Medical care providers in the past have faced the challenge of trying to provide adequate care based on inadequate data. Now that they have billions of bytes of data, the challenge is more complex and not necessarily any easier.
Each year hundreds of thousands of new scientific articles are added to the Library of Congress; the medical world is “awash in new information,” according to a New York Times essay. While each study has unique perspectives and strengths and weaknesses, in theory the data can be studied in aggregate. Systematic reviews such as those produced by the Cochrane Collaboration, the author argues, provide “a verdict on unsettled medical debates based on a painstaking reassessment of all the relevant research.”
It is tempting to believe that information, if only there is enough of it and it is analyzed properly, can provide a “final word” on our most important decisions. Another article argues that data could cause our lives to become overly prescribed, constraining us to always choose the correct course of action – the one most likely to produce a “good” outcome. Freedom could be eroded by data’s ability to always predict the best course of action for a given person in a given situation.
But this argument is embedded in two big assumptions. One is the assumption that evidence of outcomes is the primary guiding motivation for human actions, and the other is that evidence is always potentially available, even if we haven’t discovered it yet. Those promoting evidence-based medicine often fall into this trap: if only the evidence were known, they say, then doctors would follow it. But the data is often missing, or impossible to acquire, and optimal decisions are not clear.
Take four obstetric practices that are constant for nearly all women giving birth in the US. There should be tons of data on these practices, and care providers should practice according to evidence of best outcomes – right? Here is what Cochrane has to say about these interventions, practiced nearly universally here:
Vaginal exams to assess dilation and labor progress. Cochrane says: “It is surprising that there is such a widespread use of this intervention without good evidence of effectiveness, particularly considering the sensitivity of the procedure for the women receiving it, and the potential for adverse consequences in some settings.”
Intravenous fluids. Cochrane says: “The evidence from this review does not provide robust evidence to recommend routine administration of intravenous fluids.”
Giving birth in the hospital. Cochrane says: “There is no strong evidence from randomised trials to favour either planned hospital birth or planned home birth for low-risk pregnant women.”
Continuous fetal heart monitoring. Cochrane says: “Continuous cardiotocography during labour is associated with a reduction in neonatal seizures, but no significant differences in cerebral palsy, infant mortality or other standard measures of neonatal well-being. However, continuous cardiotocography was associated with an increase in caesarean sections and instrumental vaginal births. The challenge is how best to convey these results to women to enable them to make an informed choice without compromising the normality of labour.“
The experts at Cochrane have done a great deal of work finding the studies, evaluating their quality, and analyzing those that qualified. In three out of these four cases, however, the only conclusion they can draw is “the data are not clear” or “there is not enough high quality data,” while in the fourth case the conclusion is “the data indicate something, but it’s complicated.”

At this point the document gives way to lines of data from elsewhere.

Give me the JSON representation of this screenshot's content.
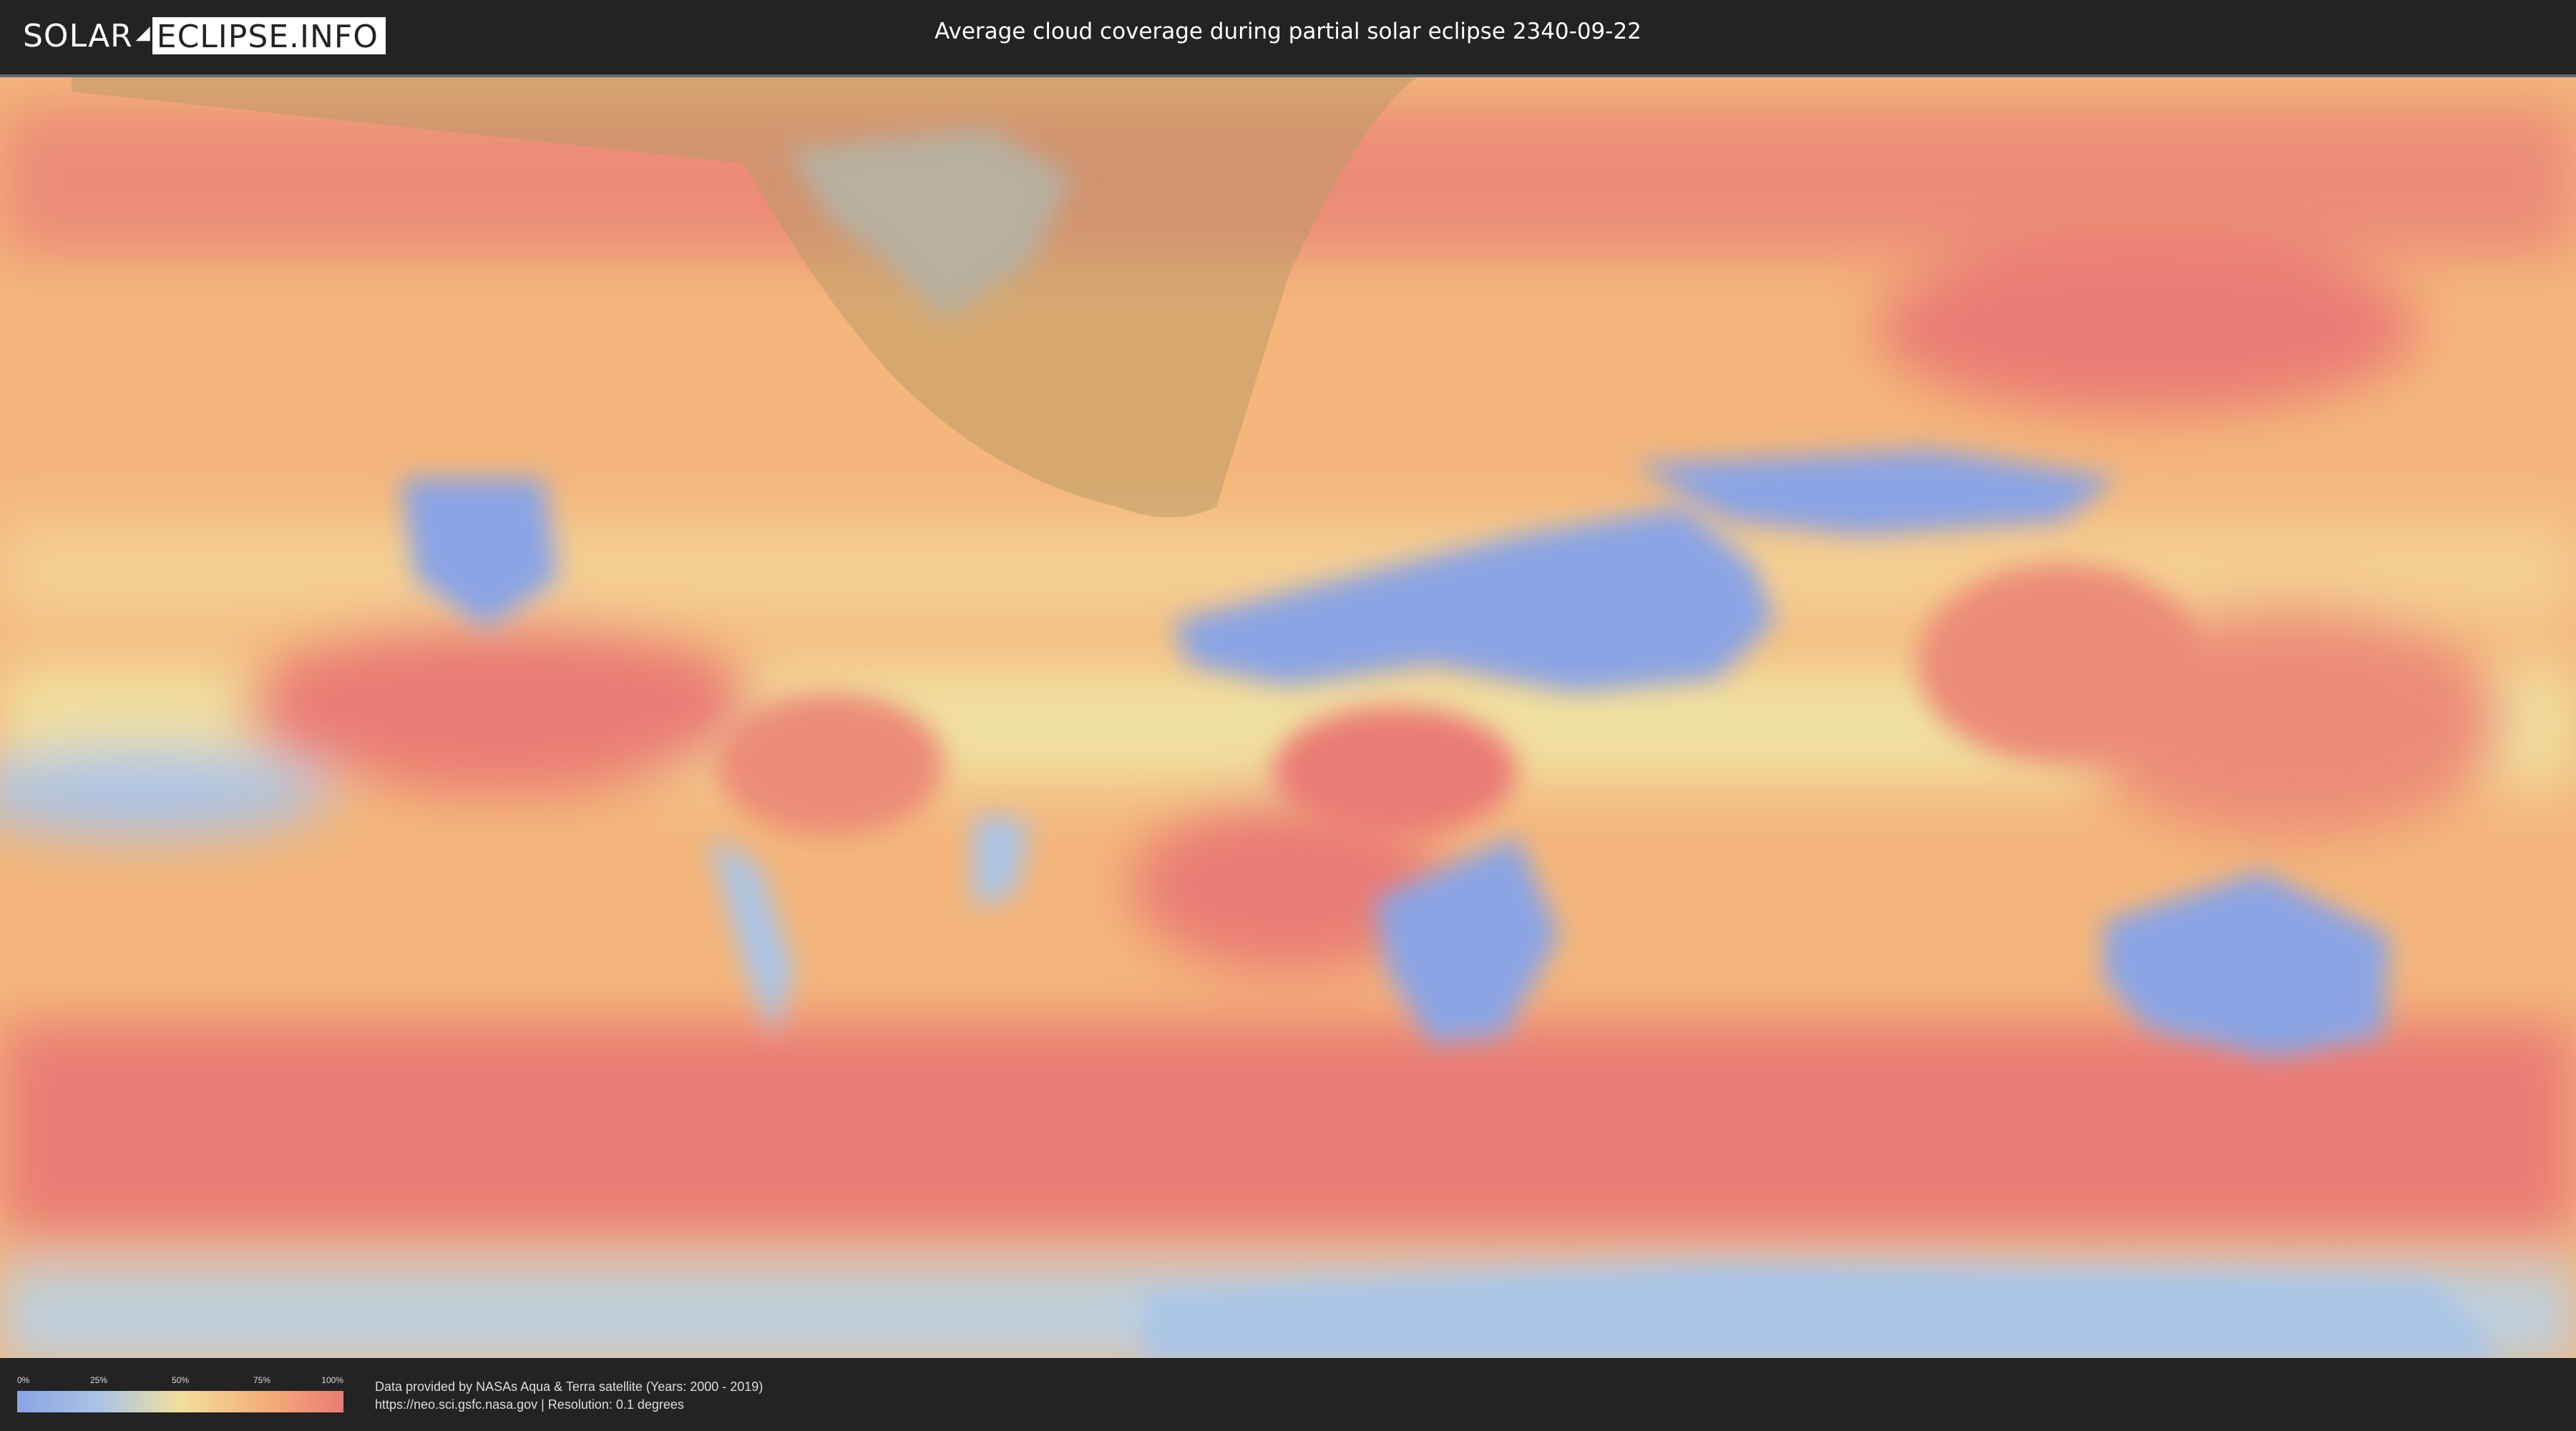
{
  "header": {
    "logo_left": "SOLAR",
    "logo_right": "ECLIPSE.INFO",
    "title": "Average cloud coverage during partial solar eclipse 2340-09-22"
  },
  "map": {
    "colors": {
      "clear": "#8aa4e4",
      "light": "#a9c4e6",
      "medium": "#f1df9c",
      "heavy": "#f5b077",
      "overcast": "#ea7c76",
      "eclipse_zone": "#b89a66"
    }
  },
  "legend": {
    "ticks": [
      "0%",
      "25%",
      "50%",
      "75%",
      "100%"
    ]
  },
  "footer": {
    "credit_line1": "Data provided by NASAs Aqua & Terra satellite (Years: 2000 - 2019)",
    "credit_line2": "https://neo.sci.gsfc.nasa.gov | Resolution: 0.1 degrees"
  }
}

If the overwhelming proliferation of data provided clear answers, and if those clear answers drew a straight line to physician practice, we might expect to see something different than we see in American obstetrics. Perhaps physicians would not give IV fluids, or only give them sometimes; perhaps they would use noninvasive methods to assess labor progress; or perhaps they would discuss the complexities of evidence for and against these interventions with patients. The widespread use of these interventions without discussion indicates that doctors’ decisions may be driven by something other than evidence that they will improve the health of the mother or baby.
The other factors driving these decisions include tradition, inertia, malpractice fears, hospital policy, culture, insurance reimbursement, and a host of other reasons that are not easily washed away with data. I believe that evidence, especially when it is equivocal or complex, has less power than we think, and it is not necessarily making our lives any easier or our health any better.
Even this argument is complex, though: Cochrane recently published an analysis stating that delayed cord cutting can benefit the infant, and in my experience I have seen doctors becoming more open to a discussion about it. So – data can sometimes drive change.